The last few mornings, as I’ve walked with my dog up the ravine behind my house, two fawns seem to bound of thin air, racing in unison through the trees until far enough way that they stop, stare, and wait for us to pass. It’s not uncommon to see several does grazing in the same woods, and I’ve always wondered where they sleep. Photographer Katherine Wolkoff followed a similar curiosity as she traversed the grassy meadows of Block Island, which sits a few miles off the coast of Rhode Island, for her series Deer Beds.
Flattened by lean cervid bodies, tall grasses reveal the areas where deer bed down. They don’t typically sleep in the same place every single night, but a home range area may have several spots that they return to repeatedly. Wolkoff prints the images at nearly life size, focusing directly on the nest-like spaces in intimate, horizonless meditations on comfort, presence, care, and resilience.
When the series was first exhibited, critic Eva Diaz noted in Artforum that “The prevailing metaphor of photography is that of the hunt. Photographers shoot, even stalk, their subjects; in the case of Katherine Wolkoff’s work, the absence of ‘prey’ itself becomes the subject of the project.” Sometimes during a walk, the artist encounters deer nestled in the grass and they dart away, startled. Other times, the beds are already empty.
“My mother, a science teacher, first mentioned deer beds to me, and I began walking the fields, following deer paths to find them,” Wolkoff tells Colossal. “That solitary, meditative search is still central to how I work today.” Broadly, her work focuses on the natural world in the Anthropocene, plumbing the relationship between humans and the land in light of the ongoing climate crisis.

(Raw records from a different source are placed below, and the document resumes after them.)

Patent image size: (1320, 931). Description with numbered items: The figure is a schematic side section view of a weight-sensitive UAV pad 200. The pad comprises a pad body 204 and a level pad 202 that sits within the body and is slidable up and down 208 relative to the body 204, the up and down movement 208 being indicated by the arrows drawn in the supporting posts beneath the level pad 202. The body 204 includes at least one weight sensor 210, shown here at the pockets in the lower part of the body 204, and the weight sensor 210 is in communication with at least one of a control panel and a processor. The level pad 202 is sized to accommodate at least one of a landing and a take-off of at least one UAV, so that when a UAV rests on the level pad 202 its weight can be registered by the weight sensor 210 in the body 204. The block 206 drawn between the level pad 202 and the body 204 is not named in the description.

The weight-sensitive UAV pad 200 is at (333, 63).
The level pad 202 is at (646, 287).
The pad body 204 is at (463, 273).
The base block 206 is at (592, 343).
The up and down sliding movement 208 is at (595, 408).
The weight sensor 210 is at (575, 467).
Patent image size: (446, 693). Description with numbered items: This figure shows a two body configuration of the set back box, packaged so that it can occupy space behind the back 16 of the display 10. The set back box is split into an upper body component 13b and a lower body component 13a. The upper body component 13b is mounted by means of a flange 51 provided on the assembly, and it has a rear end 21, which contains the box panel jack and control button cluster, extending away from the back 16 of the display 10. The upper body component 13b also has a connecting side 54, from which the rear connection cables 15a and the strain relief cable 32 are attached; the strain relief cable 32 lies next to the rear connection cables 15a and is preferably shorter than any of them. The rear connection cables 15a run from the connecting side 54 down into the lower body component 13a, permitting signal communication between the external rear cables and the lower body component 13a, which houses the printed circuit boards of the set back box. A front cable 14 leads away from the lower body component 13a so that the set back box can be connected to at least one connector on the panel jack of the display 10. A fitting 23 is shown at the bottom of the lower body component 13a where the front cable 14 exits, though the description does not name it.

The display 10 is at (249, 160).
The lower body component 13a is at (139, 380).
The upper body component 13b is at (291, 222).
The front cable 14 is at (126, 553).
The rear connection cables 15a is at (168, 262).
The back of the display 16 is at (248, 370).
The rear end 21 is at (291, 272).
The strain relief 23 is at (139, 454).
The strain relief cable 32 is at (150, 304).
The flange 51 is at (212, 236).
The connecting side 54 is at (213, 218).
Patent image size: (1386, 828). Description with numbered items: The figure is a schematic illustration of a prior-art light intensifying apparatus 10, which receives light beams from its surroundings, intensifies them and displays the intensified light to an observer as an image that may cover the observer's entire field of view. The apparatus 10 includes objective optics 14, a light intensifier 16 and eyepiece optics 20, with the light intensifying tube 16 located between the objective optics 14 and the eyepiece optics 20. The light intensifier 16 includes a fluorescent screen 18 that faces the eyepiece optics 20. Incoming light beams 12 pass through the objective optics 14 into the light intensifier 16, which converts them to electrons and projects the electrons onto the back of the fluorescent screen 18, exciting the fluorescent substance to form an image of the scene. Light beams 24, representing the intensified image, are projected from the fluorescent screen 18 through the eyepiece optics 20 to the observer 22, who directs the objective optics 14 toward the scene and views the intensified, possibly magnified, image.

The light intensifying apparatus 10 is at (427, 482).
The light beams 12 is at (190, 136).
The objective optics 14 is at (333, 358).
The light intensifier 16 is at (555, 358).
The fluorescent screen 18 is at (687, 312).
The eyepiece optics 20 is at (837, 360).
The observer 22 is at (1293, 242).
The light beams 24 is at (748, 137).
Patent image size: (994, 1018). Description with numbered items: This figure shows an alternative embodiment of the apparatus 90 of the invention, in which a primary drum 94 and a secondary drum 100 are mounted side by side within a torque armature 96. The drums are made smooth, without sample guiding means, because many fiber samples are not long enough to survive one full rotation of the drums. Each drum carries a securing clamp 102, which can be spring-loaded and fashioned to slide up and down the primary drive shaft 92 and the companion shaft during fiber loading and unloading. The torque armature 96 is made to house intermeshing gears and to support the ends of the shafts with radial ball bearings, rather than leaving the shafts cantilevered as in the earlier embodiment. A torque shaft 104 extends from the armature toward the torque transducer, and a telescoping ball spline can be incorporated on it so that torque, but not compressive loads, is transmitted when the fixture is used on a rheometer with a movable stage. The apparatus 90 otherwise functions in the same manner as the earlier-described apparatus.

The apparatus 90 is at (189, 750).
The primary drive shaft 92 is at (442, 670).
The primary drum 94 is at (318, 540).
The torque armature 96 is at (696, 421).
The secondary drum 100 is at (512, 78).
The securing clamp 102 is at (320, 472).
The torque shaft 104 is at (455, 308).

The artist is currently finishing a book of pinhole photographs taken from the perspective of migrating birds on Block Island. “The resulting pictures have a blurred, frantic quality that I think of as visualizing the birds’ depletion: the chaos of an animal pushed to its limits over open water and unfamiliar coastline, flying through the night with no guarantee of where it will land or whether it will survive the crossing,” she says. Some of these works will be part of a forthcoming exhibition centered around the Atlantic Flyway at Benrubi Gallery next spring.